He spends his life solving puzzles. Now facing an incompetent sheriff, can Angus solve the murder and avoid the hangman's noose? 1763. Eighty years of skirmishes along the controversial Pennsylvania & Maryland border. Mason and Dixon arrive with the latest 18th-century technology. Native tribes contest it. Both colonies challenge it. One side will not be happy. Angus MacKay arrives amid the massacre of the Conestoga tribe. He is plunged into intrigue as their mission is sabotaged. Suddenly, Angus trips over a dead body, and the incompetent sheriff would like nothing more than to arrest Angus for the murder. It's a hanging offense. Suddenly, the game changes from defining a line on the ground to defining the line between good and evil.
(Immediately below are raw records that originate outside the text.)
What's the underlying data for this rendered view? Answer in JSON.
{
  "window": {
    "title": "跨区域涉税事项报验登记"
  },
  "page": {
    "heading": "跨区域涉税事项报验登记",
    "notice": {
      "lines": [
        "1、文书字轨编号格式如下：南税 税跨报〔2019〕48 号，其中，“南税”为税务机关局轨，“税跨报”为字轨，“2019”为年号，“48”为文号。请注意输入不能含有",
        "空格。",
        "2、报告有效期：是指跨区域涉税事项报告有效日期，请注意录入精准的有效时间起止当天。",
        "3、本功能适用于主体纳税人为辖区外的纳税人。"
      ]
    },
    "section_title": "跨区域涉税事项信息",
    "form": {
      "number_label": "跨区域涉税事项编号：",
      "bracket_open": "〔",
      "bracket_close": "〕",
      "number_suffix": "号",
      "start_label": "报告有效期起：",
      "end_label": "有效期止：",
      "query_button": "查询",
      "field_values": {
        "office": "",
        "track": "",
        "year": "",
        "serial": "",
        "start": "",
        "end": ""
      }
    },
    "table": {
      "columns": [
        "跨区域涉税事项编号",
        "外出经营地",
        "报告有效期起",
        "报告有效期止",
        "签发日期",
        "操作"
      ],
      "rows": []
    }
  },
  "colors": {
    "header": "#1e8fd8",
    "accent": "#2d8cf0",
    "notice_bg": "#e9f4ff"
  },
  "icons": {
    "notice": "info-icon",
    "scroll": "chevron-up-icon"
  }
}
Book Bubbles from Death on the Line

Making history fun!

I’ve always been interested in history, certain periods captivate my interest. After living in Virginia three times over the years, I always thought when I finally sat down and wrote, that I would set my story there, in Colonial Williamsburg or Jamestown. I visited those so many times. But a chance comment I overheard changed my perspective. The information was wrong. Suddenly, I found myself setting my mystery along the contentious border between Pennsylvania and Maryland during the historic Mason-Dixon survey in 1763. It has become my passion to combine entertainment with actual events from the past and the people who lived in that time.